From CN:
https://www.cloudynights.com/topic/630944-jnow-or-j2000/
JNow and J2000 are often referred to as epochs, but they are actually equinoxes. "Epoch" refers to how the stars are related to each other based on their proper motion - independent of the coordinate system used - at a frozen point in time. Equinox refers to the underlying coordinate system - which is changing due to multiple factors - the main one being the precession of the earth's axis - but also nutation and other things.
A key point is that you would never enter "JNow" in a book or a table - because it is changing fairly quickly each year - and not because the star or nebula is moving - but because of what the earth is doing.
The J2000 coordinates of Antares will be good for a very long time - because even if you assume Antares has no proper motion - i.e. motion with respect to other stars - you can convert its J2000 coordinates to JNow in the future because it is the same point in the sky - but two different coordinate systems.
Internally a mount will always need to know JNow if you want good pointing and good polar alignment.

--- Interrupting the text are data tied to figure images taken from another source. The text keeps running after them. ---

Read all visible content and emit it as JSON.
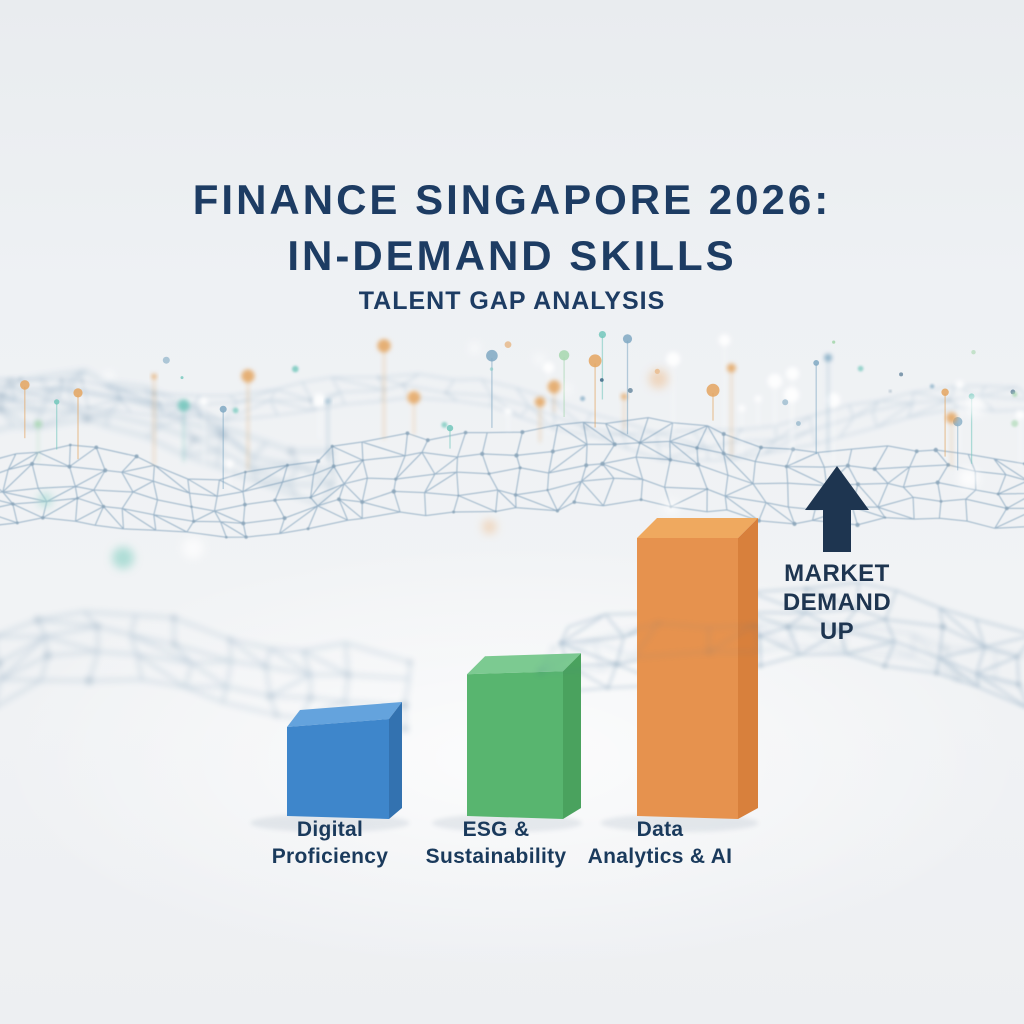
{
  "header": {
    "title_line1": "FINANCE SINGAPORE 2026:",
    "title_line2": "IN-DEMAND SKILLS",
    "subtitle": "TALENT GAP ANALYSIS",
    "title_color": "#1d3c63"
  },
  "annotation": {
    "lines": [
      "MARKET",
      "DEMAND",
      "UP"
    ],
    "icon": "arrow-up-icon",
    "color": "#1e3550"
  },
  "chart_data": {
    "type": "bar",
    "style": "pictorial 3D bars on rendered network-landscape background",
    "title": "FINANCE SINGAPORE 2026: IN-DEMAND SKILLS",
    "subtitle": "TALENT GAP ANALYSIS",
    "categories": [
      "Digital Proficiency",
      "ESG & Sustainability",
      "Data Analytics & AI"
    ],
    "label_lines": [
      [
        "Digital",
        "Proficiency"
      ],
      [
        "ESG &",
        "Sustainability"
      ],
      [
        "Data",
        "Analytics & AI"
      ]
    ],
    "series": [
      {
        "name": "Relative market demand (no numeric labels shown; tallest bar = 100)",
        "values": [
          32,
          51,
          100
        ]
      }
    ],
    "value_labels_shown": false,
    "axes_shown": false,
    "legend": "none",
    "annotation_text": "MARKET DEMAND UP",
    "label_color": "#1a3a5c",
    "bar_colors": [
      {
        "front": "#3e86cb",
        "top": "#64a3dd",
        "side": "#3372b0"
      },
      {
        "front": "#58b56f",
        "top": "#7cca91",
        "side": "#4aa25e"
      },
      {
        "front": "#e6924e",
        "top": "#efa95f",
        "side": "#d8803c"
      }
    ]
  },
  "background": {
    "style": "blurred blue wireframe 3D network landscape with colored pin nodes and bokeh",
    "base_color": "#eef0f3",
    "mesh_line_color": "#46769c",
    "mesh_node_color": "#2b5c82",
    "pin_colors": [
      "#72c7bb",
      "#e4a45f",
      "#a6d7ae",
      "#7fa8c2",
      "#ffffff"
    ]
  }
}
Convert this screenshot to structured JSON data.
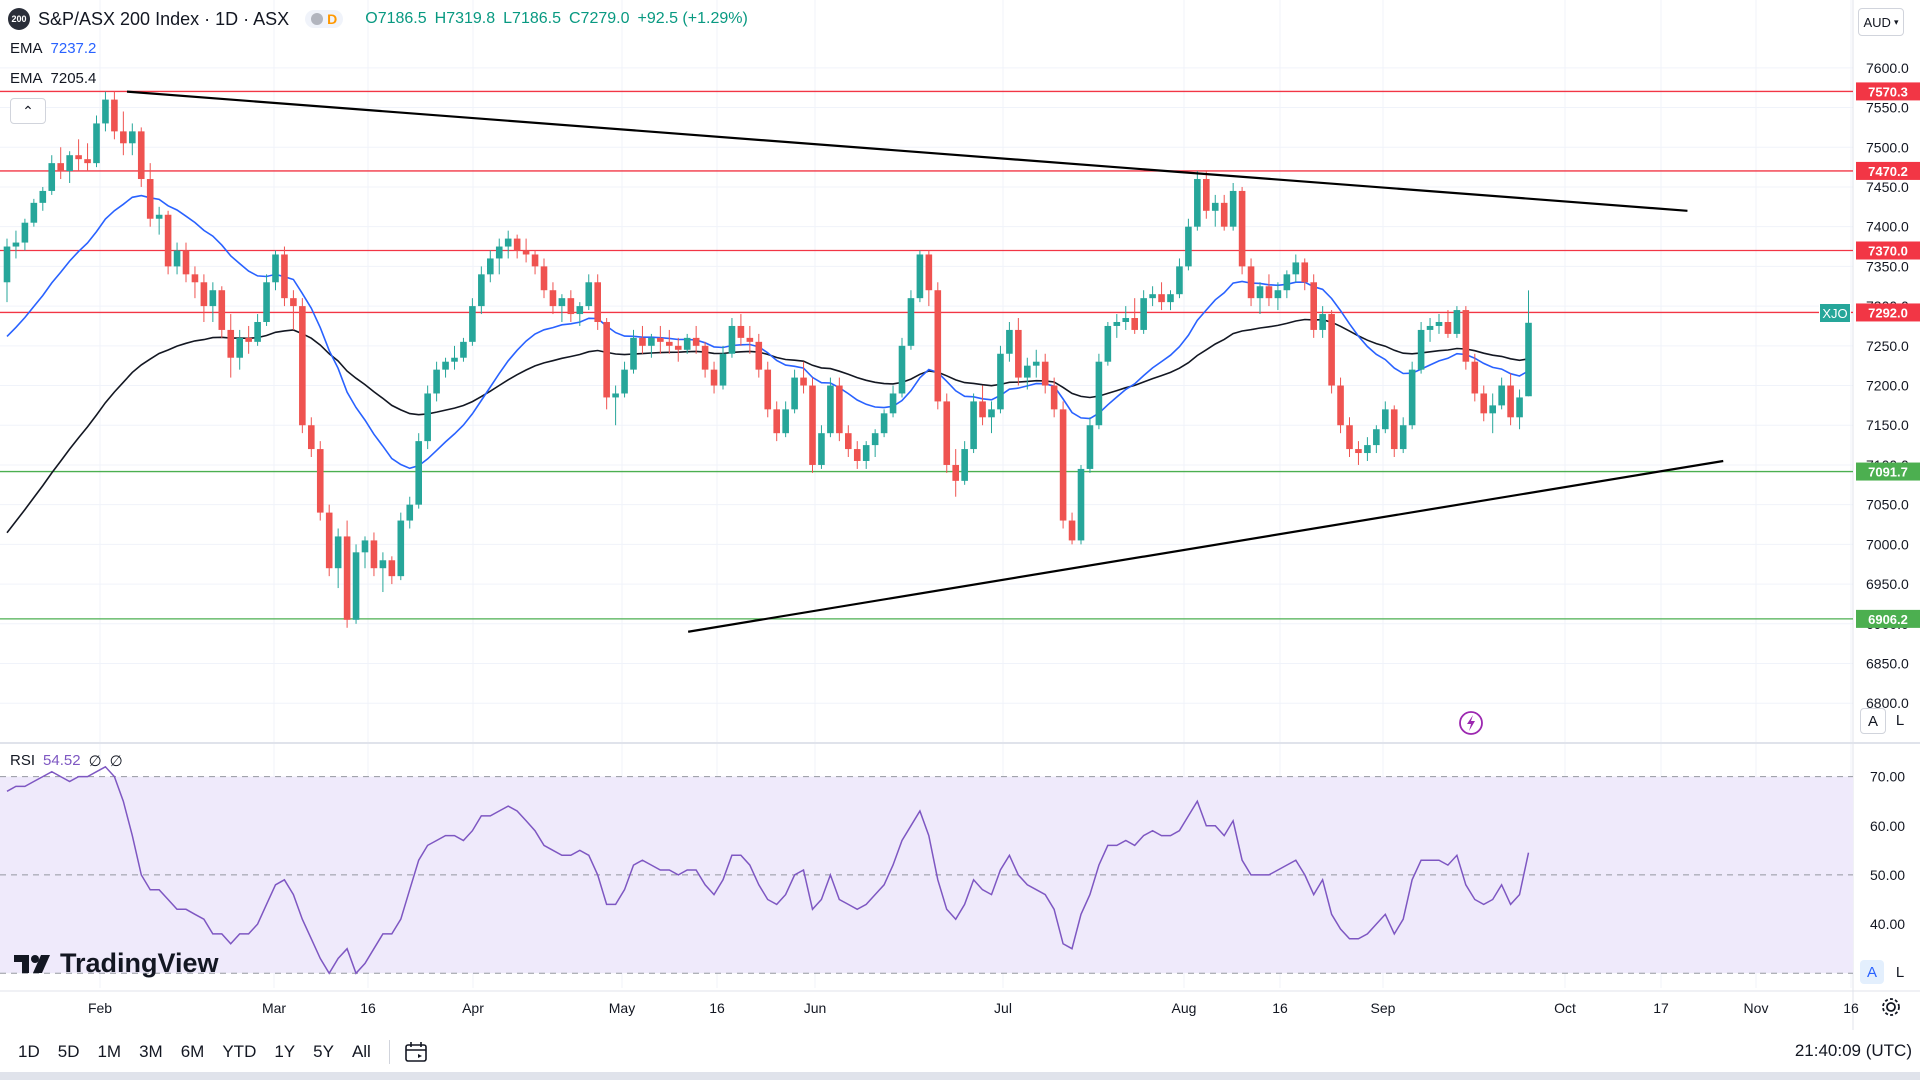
{
  "header": {
    "logo": "200",
    "title": "S&P/ASX 200 Index · 1D · ASX",
    "mode_badge": "D",
    "open": "O7186.5",
    "high": "H7319.8",
    "low": "L7186.5",
    "close": "C7279.0",
    "change": "+92.5 (+1.29%)"
  },
  "indicators": {
    "ema1_label": "EMA",
    "ema1_value": "7237.2",
    "ema2_label": "EMA",
    "ema2_value": "7205.4",
    "rsi_label": "RSI",
    "rsi_value": "54.52",
    "rsi_extra1": "∅",
    "rsi_extra2": "∅",
    "collapse_glyph": "⌃"
  },
  "currency": "AUD",
  "symbol_tag": "XJO",
  "toolbar": {
    "timeframes": [
      "1D",
      "5D",
      "1M",
      "3M",
      "6M",
      "YTD",
      "1Y",
      "5Y",
      "All"
    ],
    "clock": "21:40:09 (UTC)"
  },
  "brand": "TradingView",
  "buttons": {
    "auto": "A",
    "log": "L"
  },
  "colors": {
    "up": "#26a69a",
    "down": "#ef5350",
    "ema_fast": "#2962ff",
    "ema_slow": "#131722",
    "resistance": "#f23645",
    "support": "#4caf50",
    "rsi": "#7e57c2",
    "rsi_band": "#efeafb"
  },
  "chart_data": {
    "type": "candlestick",
    "ylim": [
      6760,
      7630
    ],
    "yticks": [
      6800,
      6850,
      6900,
      6950,
      7000,
      7050,
      7100,
      7150,
      7200,
      7250,
      7300,
      7350,
      7400,
      7450,
      7500,
      7550,
      7600
    ],
    "xticks": [
      "Feb",
      "Mar",
      "16",
      "Apr",
      "May",
      "16",
      "Jun",
      "Jul",
      "Aug",
      "16",
      "Sep",
      "Oct",
      "17",
      "Nov",
      "16"
    ],
    "horizontal_levels": [
      {
        "value": 7570.3,
        "label": "7570.3",
        "kind": "resistance"
      },
      {
        "value": 7470.2,
        "label": "7470.2",
        "kind": "resistance"
      },
      {
        "value": 7370.0,
        "label": "7370.0",
        "kind": "resistance"
      },
      {
        "value": 7292.0,
        "label": "7292.0",
        "kind": "resistance"
      },
      {
        "value": 7091.7,
        "label": "7091.7",
        "kind": "support"
      },
      {
        "value": 6906.2,
        "label": "6906.2",
        "kind": "support"
      }
    ],
    "trendlines": [
      {
        "from": [
          0,
          7570
        ],
        "to": [
          171,
          7420
        ]
      },
      {
        "from": [
          37,
          6890
        ],
        "to": [
          175,
          7105
        ]
      }
    ],
    "candles": [
      [
        7330,
        7385,
        7305,
        7375
      ],
      [
        7375,
        7395,
        7360,
        7380
      ],
      [
        7380,
        7410,
        7370,
        7405
      ],
      [
        7405,
        7435,
        7400,
        7430
      ],
      [
        7430,
        7450,
        7420,
        7445
      ],
      [
        7445,
        7490,
        7440,
        7480
      ],
      [
        7480,
        7500,
        7460,
        7470
      ],
      [
        7470,
        7495,
        7455,
        7490
      ],
      [
        7490,
        7510,
        7470,
        7485
      ],
      [
        7485,
        7505,
        7470,
        7480
      ],
      [
        7480,
        7540,
        7475,
        7530
      ],
      [
        7530,
        7570,
        7520,
        7560
      ],
      [
        7560,
        7570,
        7510,
        7520
      ],
      [
        7520,
        7545,
        7490,
        7505
      ],
      [
        7505,
        7530,
        7490,
        7520
      ],
      [
        7520,
        7525,
        7450,
        7460
      ],
      [
        7460,
        7480,
        7400,
        7410
      ],
      [
        7410,
        7425,
        7390,
        7415
      ],
      [
        7415,
        7420,
        7340,
        7350
      ],
      [
        7350,
        7380,
        7340,
        7370
      ],
      [
        7370,
        7380,
        7330,
        7340
      ],
      [
        7340,
        7350,
        7310,
        7330
      ],
      [
        7330,
        7340,
        7280,
        7300
      ],
      [
        7300,
        7330,
        7280,
        7320
      ],
      [
        7320,
        7325,
        7260,
        7270
      ],
      [
        7270,
        7290,
        7210,
        7235
      ],
      [
        7235,
        7270,
        7220,
        7260
      ],
      [
        7260,
        7275,
        7240,
        7255
      ],
      [
        7255,
        7290,
        7250,
        7280
      ],
      [
        7280,
        7340,
        7275,
        7330
      ],
      [
        7330,
        7370,
        7320,
        7365
      ],
      [
        7365,
        7375,
        7300,
        7310
      ],
      [
        7310,
        7320,
        7270,
        7300
      ],
      [
        7300,
        7310,
        7140,
        7150
      ],
      [
        7150,
        7160,
        7110,
        7120
      ],
      [
        7120,
        7130,
        7030,
        7040
      ],
      [
        7040,
        7050,
        6960,
        6970
      ],
      [
        6970,
        7020,
        6945,
        7010
      ],
      [
        7010,
        7030,
        6895,
        6905
      ],
      [
        6905,
        7000,
        6900,
        6990
      ],
      [
        6990,
        7010,
        6970,
        7005
      ],
      [
        7005,
        7015,
        6960,
        6970
      ],
      [
        6970,
        6990,
        6940,
        6980
      ],
      [
        6980,
        6985,
        6950,
        6960
      ],
      [
        6960,
        7040,
        6955,
        7030
      ],
      [
        7030,
        7060,
        7020,
        7050
      ],
      [
        7050,
        7140,
        7045,
        7130
      ],
      [
        7130,
        7200,
        7120,
        7190
      ],
      [
        7190,
        7230,
        7180,
        7220
      ],
      [
        7220,
        7235,
        7210,
        7230
      ],
      [
        7230,
        7250,
        7220,
        7235
      ],
      [
        7235,
        7260,
        7230,
        7255
      ],
      [
        7255,
        7310,
        7250,
        7300
      ],
      [
        7300,
        7350,
        7290,
        7340
      ],
      [
        7340,
        7370,
        7330,
        7360
      ],
      [
        7360,
        7385,
        7340,
        7375
      ],
      [
        7375,
        7395,
        7360,
        7385
      ],
      [
        7385,
        7390,
        7360,
        7370
      ],
      [
        7370,
        7385,
        7355,
        7365
      ],
      [
        7365,
        7370,
        7340,
        7350
      ],
      [
        7350,
        7360,
        7310,
        7320
      ],
      [
        7320,
        7330,
        7290,
        7300
      ],
      [
        7300,
        7315,
        7280,
        7310
      ],
      [
        7310,
        7320,
        7280,
        7290
      ],
      [
        7290,
        7305,
        7275,
        7300
      ],
      [
        7300,
        7340,
        7295,
        7330
      ],
      [
        7330,
        7340,
        7270,
        7280
      ],
      [
        7280,
        7285,
        7170,
        7185
      ],
      [
        7185,
        7200,
        7150,
        7190
      ],
      [
        7190,
        7230,
        7185,
        7220
      ],
      [
        7220,
        7270,
        7215,
        7260
      ],
      [
        7260,
        7275,
        7240,
        7250
      ],
      [
        7250,
        7265,
        7235,
        7260
      ],
      [
        7260,
        7275,
        7240,
        7255
      ],
      [
        7255,
        7270,
        7240,
        7250
      ],
      [
        7250,
        7260,
        7230,
        7245
      ],
      [
        7245,
        7265,
        7240,
        7260
      ],
      [
        7260,
        7275,
        7240,
        7250
      ],
      [
        7250,
        7255,
        7210,
        7220
      ],
      [
        7220,
        7230,
        7190,
        7200
      ],
      [
        7200,
        7250,
        7195,
        7240
      ],
      [
        7240,
        7285,
        7235,
        7275
      ],
      [
        7275,
        7290,
        7250,
        7260
      ],
      [
        7260,
        7275,
        7240,
        7255
      ],
      [
        7255,
        7265,
        7210,
        7220
      ],
      [
        7220,
        7230,
        7160,
        7170
      ],
      [
        7170,
        7180,
        7130,
        7140
      ],
      [
        7140,
        7180,
        7135,
        7170
      ],
      [
        7170,
        7220,
        7165,
        7210
      ],
      [
        7210,
        7230,
        7190,
        7200
      ],
      [
        7200,
        7210,
        7090,
        7100
      ],
      [
        7100,
        7150,
        7095,
        7140
      ],
      [
        7140,
        7210,
        7135,
        7200
      ],
      [
        7200,
        7210,
        7130,
        7140
      ],
      [
        7140,
        7150,
        7110,
        7120
      ],
      [
        7120,
        7130,
        7095,
        7105
      ],
      [
        7105,
        7130,
        7095,
        7125
      ],
      [
        7125,
        7145,
        7110,
        7140
      ],
      [
        7140,
        7170,
        7135,
        7165
      ],
      [
        7165,
        7200,
        7160,
        7190
      ],
      [
        7190,
        7260,
        7185,
        7250
      ],
      [
        7250,
        7320,
        7245,
        7310
      ],
      [
        7310,
        7370,
        7305,
        7365
      ],
      [
        7365,
        7370,
        7300,
        7320
      ],
      [
        7320,
        7330,
        7170,
        7180
      ],
      [
        7180,
        7190,
        7090,
        7100
      ],
      [
        7100,
        7120,
        7060,
        7080
      ],
      [
        7080,
        7130,
        7075,
        7120
      ],
      [
        7120,
        7190,
        7115,
        7180
      ],
      [
        7180,
        7200,
        7150,
        7160
      ],
      [
        7160,
        7180,
        7140,
        7170
      ],
      [
        7170,
        7250,
        7165,
        7240
      ],
      [
        7240,
        7280,
        7230,
        7270
      ],
      [
        7270,
        7285,
        7200,
        7210
      ],
      [
        7210,
        7235,
        7195,
        7225
      ],
      [
        7225,
        7245,
        7210,
        7230
      ],
      [
        7230,
        7240,
        7190,
        7200
      ],
      [
        7200,
        7210,
        7160,
        7170
      ],
      [
        7170,
        7180,
        7020,
        7030
      ],
      [
        7030,
        7040,
        7000,
        7005
      ],
      [
        7005,
        7100,
        7000,
        7095
      ],
      [
        7095,
        7160,
        7090,
        7150
      ],
      [
        7150,
        7240,
        7145,
        7230
      ],
      [
        7230,
        7280,
        7225,
        7275
      ],
      [
        7275,
        7290,
        7260,
        7280
      ],
      [
        7280,
        7300,
        7270,
        7285
      ],
      [
        7285,
        7310,
        7265,
        7270
      ],
      [
        7270,
        7320,
        7265,
        7310
      ],
      [
        7310,
        7325,
        7300,
        7315
      ],
      [
        7315,
        7330,
        7295,
        7305
      ],
      [
        7305,
        7320,
        7295,
        7315
      ],
      [
        7315,
        7360,
        7310,
        7350
      ],
      [
        7350,
        7410,
        7345,
        7400
      ],
      [
        7400,
        7470,
        7395,
        7460
      ],
      [
        7460,
        7470,
        7410,
        7420
      ],
      [
        7420,
        7440,
        7400,
        7430
      ],
      [
        7430,
        7440,
        7395,
        7400
      ],
      [
        7400,
        7455,
        7395,
        7445
      ],
      [
        7445,
        7450,
        7340,
        7350
      ],
      [
        7350,
        7360,
        7300,
        7310
      ],
      [
        7310,
        7330,
        7290,
        7325
      ],
      [
        7325,
        7340,
        7300,
        7310
      ],
      [
        7310,
        7330,
        7295,
        7320
      ],
      [
        7320,
        7345,
        7310,
        7340
      ],
      [
        7340,
        7365,
        7330,
        7355
      ],
      [
        7355,
        7360,
        7320,
        7330
      ],
      [
        7330,
        7340,
        7260,
        7270
      ],
      [
        7270,
        7300,
        7260,
        7290
      ],
      [
        7290,
        7295,
        7190,
        7200
      ],
      [
        7200,
        7210,
        7140,
        7150
      ],
      [
        7150,
        7160,
        7110,
        7120
      ],
      [
        7120,
        7130,
        7100,
        7115
      ],
      [
        7115,
        7135,
        7105,
        7125
      ],
      [
        7125,
        7150,
        7115,
        7145
      ],
      [
        7145,
        7180,
        7140,
        7170
      ],
      [
        7170,
        7175,
        7110,
        7120
      ],
      [
        7120,
        7160,
        7115,
        7150
      ],
      [
        7150,
        7230,
        7145,
        7220
      ],
      [
        7220,
        7280,
        7215,
        7270
      ],
      [
        7270,
        7285,
        7255,
        7275
      ],
      [
        7275,
        7290,
        7265,
        7280
      ],
      [
        7280,
        7295,
        7260,
        7265
      ],
      [
        7265,
        7300,
        7260,
        7295
      ],
      [
        7295,
        7300,
        7220,
        7230
      ],
      [
        7230,
        7240,
        7180,
        7190
      ],
      [
        7190,
        7200,
        7155,
        7165
      ],
      [
        7165,
        7190,
        7140,
        7175
      ],
      [
        7175,
        7210,
        7170,
        7200
      ],
      [
        7200,
        7215,
        7150,
        7160
      ],
      [
        7160,
        7195,
        7145,
        7185
      ],
      [
        7186.5,
        7319.8,
        7186.5,
        7279.0
      ]
    ],
    "rsi": {
      "ylim": [
        27,
        75
      ],
      "yticks": [
        40,
        50,
        60,
        70
      ],
      "band": [
        30,
        70
      ],
      "values": [
        67,
        68,
        68,
        69,
        70,
        71,
        70,
        69,
        70,
        70,
        71,
        72,
        70,
        65,
        58,
        50,
        47,
        47,
        45,
        43,
        43,
        42,
        41,
        38,
        38,
        36,
        38,
        38,
        40,
        44,
        48,
        49,
        46,
        41,
        37,
        33,
        30,
        33,
        35,
        30,
        32,
        35,
        38,
        38,
        41,
        47,
        53,
        56,
        57,
        58,
        58,
        57,
        59,
        62,
        62,
        63,
        64,
        63,
        61,
        59,
        56,
        55,
        54,
        54,
        55,
        54,
        50,
        44,
        44,
        47,
        52,
        53,
        52,
        51,
        51,
        50,
        51,
        51,
        48,
        46,
        49,
        54,
        54,
        52,
        48,
        45,
        44,
        46,
        50,
        51,
        43,
        45,
        50,
        45,
        44,
        43,
        44,
        46,
        48,
        52,
        57,
        60,
        63,
        58,
        49,
        43,
        41,
        44,
        49,
        47,
        46,
        51,
        54,
        50,
        48,
        47,
        46,
        43,
        36,
        35,
        42,
        46,
        52,
        56,
        56,
        57,
        56,
        58,
        59,
        58,
        58,
        59,
        62,
        65,
        60,
        60,
        58,
        61,
        53,
        50,
        50,
        50,
        51,
        52,
        53,
        50,
        46,
        49,
        42,
        39,
        37,
        37,
        38,
        40,
        42,
        38,
        41,
        49,
        53,
        53,
        53,
        52,
        54,
        48,
        45,
        44,
        45,
        48,
        44,
        46,
        54.52
      ]
    }
  }
}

But you can always look up J2000 coordinates in a book or table and have them converted to what the mount needs. Some mounts want JNow, while others receive J2000 and do the conversion themselves.
For plate solving you need to include the effect of proper motion - so there will be a database of stars in some equinox - probably J2000 - and for a given image you need to apply proper motion to know the coordinates of the stars at the time of the image - and that is where epoch applies. Then you can convert those coordinates, in the current epoch, from J2000 to JNow. But epoch doesn't really apply to what a mount needs because proper motion is slow compared to the precession of the equinox - which is just a moving coordinate system.
J2000 and JNow are equinoxes - and refer to a coordinate system. Epoch tells you how exactly the stars are laid out in the sky at a given time - as they move with respect to each other.